Они вернулись в горницу, где князья, не зная, как занимать гостей, все приглашали их быть как дома и кланялись им в пояс. Пан Скшетуский дерзко и гордо взглянул в глаза Богуну, но не нашел в них вызова. Лицо молодого атамана сияло самой добродушной веселостью, которую он с таким искусством напустил на себя, что самый опытный глаз мог бы обмануться. Наместник внимательно рассматривал его, так как раньше в темноте он не успел разглядеть черты его лица. Перед ним стоял стройный как тополь молодец, смуглый, с густыми черными усами, свешивавшимися вниз. Веселость на этом лице пробивалась сквозь украинскую задумчивость, как солнце сквозь мглу. На высокое чело атамана спадали черные кудри, ровно подстриженные над густыми бровями. Орлиный нос, раздувающиеся ноздри и белые зубы, блестевшие при каждой улыбке, придавали этому лицу несколько хищное выражение; в общем, это был тип украинской красоты – яркой, цветистой, удалой. Необычайно роскошное платье также отличало степного атамана от князей, одетых в полушубки. На Богуне был жупан из тонкой серебряной парчи и красный кунтуш – цвета эти носили переяславские казаки. С черного шелкового пояса свешивалась богатая сабля, но и сабля, и вся одежда меркли перед богатством заткнутого за пояс турецкого кинжала, рукоятка которого была усеяна сплошь драгоценными камнями, которые так сверкали, что искры сыпались. Человека, одетого так богато, всякий счел бы скорее за панича из высокого рода, тем более что его свободные господские манеры не выдавали его низкого происхождения. Он подошел к пану Лонгину, выслушал историю о предке Стовейке и о трех головах крестоносцев, а затем обратился к наместнику, точно между ними ничего не произошло, и спросил непринужденно:

– Ваша милость, я слышал, из Крыма возвращается?
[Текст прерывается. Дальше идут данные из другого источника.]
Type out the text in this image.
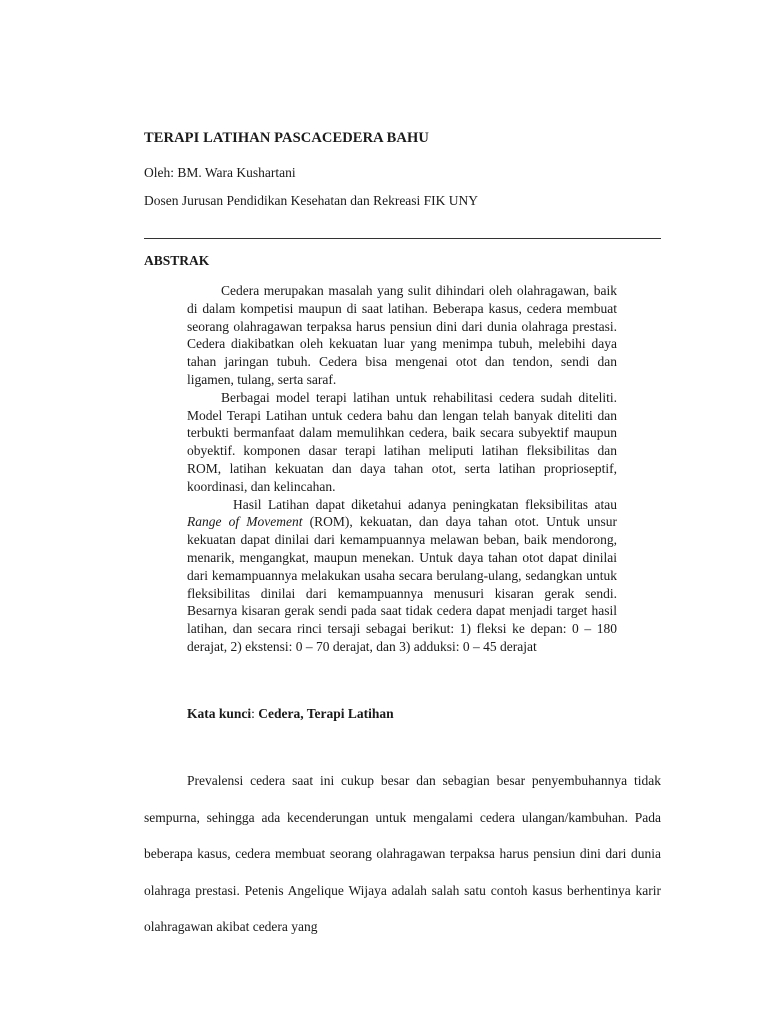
TERAPI LATIHAN PASCACEDERA BAHU
Oleh: BM. Wara Kushartani
Dosen Jurusan Pendidikan Kesehatan dan Rekreasi FIK UNY
ABSTRAK

Cedera merupakan masalah yang sulit dihindari oleh olahragawan, baik di dalam kompetisi maupun di saat latihan. Beberapa kasus, cedera membuat seorang olahragawan terpaksa harus pensiun dini dari dunia olahraga prestasi. Cedera diakibatkan oleh kekuatan luar yang menimpa tubuh, melebihi daya tahan jaringan tubuh. Cedera bisa mengenai otot dan tendon, sendi dan ligamen, tulang, serta saraf.

Berbagai model terapi latihan untuk rehabilitasi cedera sudah diteliti. Model Terapi Latihan untuk cedera bahu dan lengan telah banyak diteliti dan terbukti bermanfaat dalam memulihkan cedera, baik secara subyektif maupun obyektif. komponen dasar terapi latihan meliputi latihan fleksibilitas dan ROM, latihan kekuatan dan daya tahan otot, serta latihan proprioseptif, koordinasi, dan kelincahan.

Hasil Latihan dapat diketahui adanya peningkatan fleksibilitas atau Range of Movement (ROM), kekuatan, dan daya tahan otot. Untuk unsur kekuatan dapat dinilai dari kemampuannya melawan beban, baik mendorong, menarik, mengangkat, maupun menekan. Untuk daya tahan otot dapat dinilai dari kemampuannya melakukan usaha secara berulang-ulang, sedangkan untuk fleksibilitas dinilai dari kemampuannya menusuri kisaran gerak sendi. Besarnya kisaran gerak sendi pada saat tidak cedera dapat menjadi target hasil latihan, dan secara rinci tersaji sebagai berikut: 1) fleksi ke depan: 0 – 180 derajat, 2) ekstensi: 0 – 70 derajat, dan 3) adduksi: 0 – 45 derajat

Kata kunci: Cedera, Terapi Latihan

Prevalensi cedera saat ini cukup besar dan sebagian besar penyembuhannya tidak sempurna, sehingga ada kecenderungan untuk mengalami cedera ulangan/kambuhan. Pada beberapa kasus, cedera membuat seorang olahragawan terpaksa harus pensiun dini dari dunia olahraga prestasi. Petenis Angelique Wijaya adalah salah satu contoh kasus berhentinya karir olahragawan akibat cedera yang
– Из Крыма, – сухо ответил наместник.

– Был там и я, и хоть не попал в Бахчисарай, все ж думаю, что и там побываю, если оправдаются добрые вести.

– О каких вестях говорит ваша милость?

– Ходят слухи, что если всемилостивейший король начнет войну с тур-чанином, то князь-воевода пойдет огнем и мечом на Крым. От этих вестей радость великая во всей Украине и на Низу, – уж коли под таким вождем не погуляем мы в Бахчисарае, то уж никогда не погуляем!
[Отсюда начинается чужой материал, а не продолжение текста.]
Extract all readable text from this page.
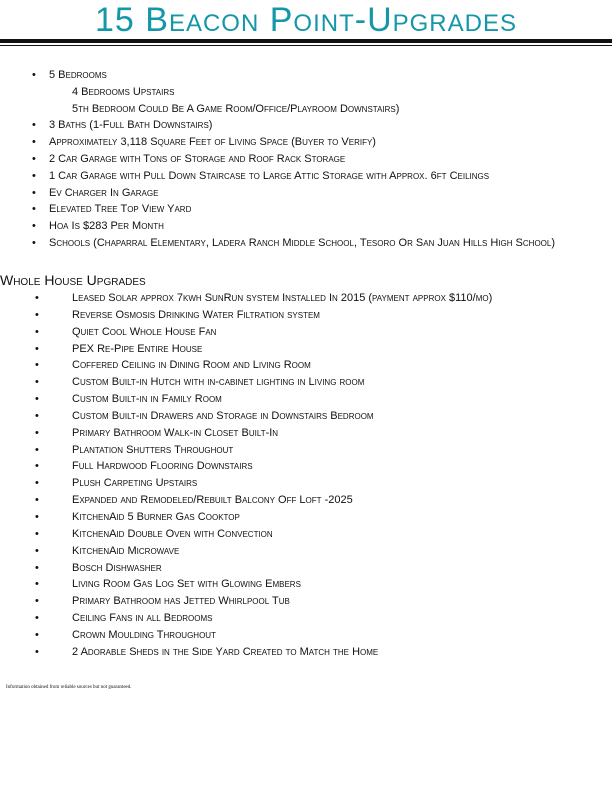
15 Beacon Point-Upgrades
•	5 Bedrooms
4 Bedrooms Upstairs
5th Bedroom Could Be A Game Room/Office/Playroom Downstairs)
•	3 Baths (1-Full Bath Downstairs)
•	Approximately 3,118 Square Feet of Living Space (Buyer to Verify)
•	2 Car Garage with Tons of Storage and Roof Rack Storage
•	1 Car Garage with Pull Down Staircase to Large Attic Storage with Approx. 6ft Ceilings
•	Ev Charger In Garage
•	Elevated Tree Top View Yard
•	Hoa Is $283 Per Month
•	Schools (Chaparral Elementary, Ladera Ranch Middle School, Tesoro Or San Juan Hills High School)
Whole House Upgrades
•	Leased Solar approx 7kwh SunRun system Installed In 2015 (payment approx $110/mo)
•	Reverse Osmosis Drinking Water Filtration system
•	Quiet Cool Whole House Fan
•	PEX Re-Pipe Entire House
•	Coffered Ceiling in Dining Room and Living Room
•	Custom Built-in Hutch with in-cabinet lighting in Living room
•	Custom Built-in in Family Room
•	Custom Built-in Drawers and Storage in Downstairs Bedroom
•	Primary Bathroom Walk-in Closet Built-In
•	Plantation Shutters Throughout
•	Full Hardwood Flooring Downstairs
•	Plush Carpeting Upstairs
•	Expanded and Remodeled/Rebuilt Balcony Off Loft -2025
•	KitchenAid 5 Burner Gas Cooktop
•	KitchenAid Double Oven with Convection
•	KitchenAid Microwave
•	Bosch Dishwasher
•	Living Room Gas Log Set with Glowing Embers
•	Primary Bathroom has Jetted Whirlpool Tub
•	Ceiling Fans in all Bedrooms
•	Crown Moulding Throughout
•	2 Adorable Sheds in the Side Yard Created to Match the Home
Information obtained from reliable sources but not guaranteed.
– Погуляем, видит бог! – откликнулись Курцевичи.

Поручика тронуло уважение, с каким атаман отзывался о князе; он усмехнулся и проговорил более мягким тоном:

– Вашей милости, видно, мало походов с низовцами, которые вас славою покрыли?
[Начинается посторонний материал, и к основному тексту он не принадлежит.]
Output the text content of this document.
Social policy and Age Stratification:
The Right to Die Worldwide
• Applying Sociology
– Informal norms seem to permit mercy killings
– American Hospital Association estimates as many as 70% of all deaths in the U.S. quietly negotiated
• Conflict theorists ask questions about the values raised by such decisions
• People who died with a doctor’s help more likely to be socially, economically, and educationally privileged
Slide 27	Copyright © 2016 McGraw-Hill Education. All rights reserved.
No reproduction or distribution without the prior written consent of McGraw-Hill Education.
– Малая война – малая слава, большая война – большая слава. Конашевич Сагайдачный не на чайках добыл ее, а под Хотином.

В эту минуту дверь открылась, и в комнату медленно вошел Василий, старший из Курцевичей, которого Елена вела под руку. Это был человек уже пожилых лет, бледный, исхудавший, с аскетическим грустным лицом, напоминавшим иконы византийского письма. Длинные волосы, преждевременно поседевшие от несчастий и болезни, спадали на плечи, вместо глаз зияли две красные глазницы, в руках он держал медный крест, которым начал осенять комнату и всех присутствующих.

– Во имя Бога и Отца, во имя Спаса и Пречистой Девы! – заговорил он. – Если вы апостолы и несете с собой добрые вести, привет вам в христианском доме.

– Не обессудьте, ваша милость, – шепнула княгиня, – он не в полном уме.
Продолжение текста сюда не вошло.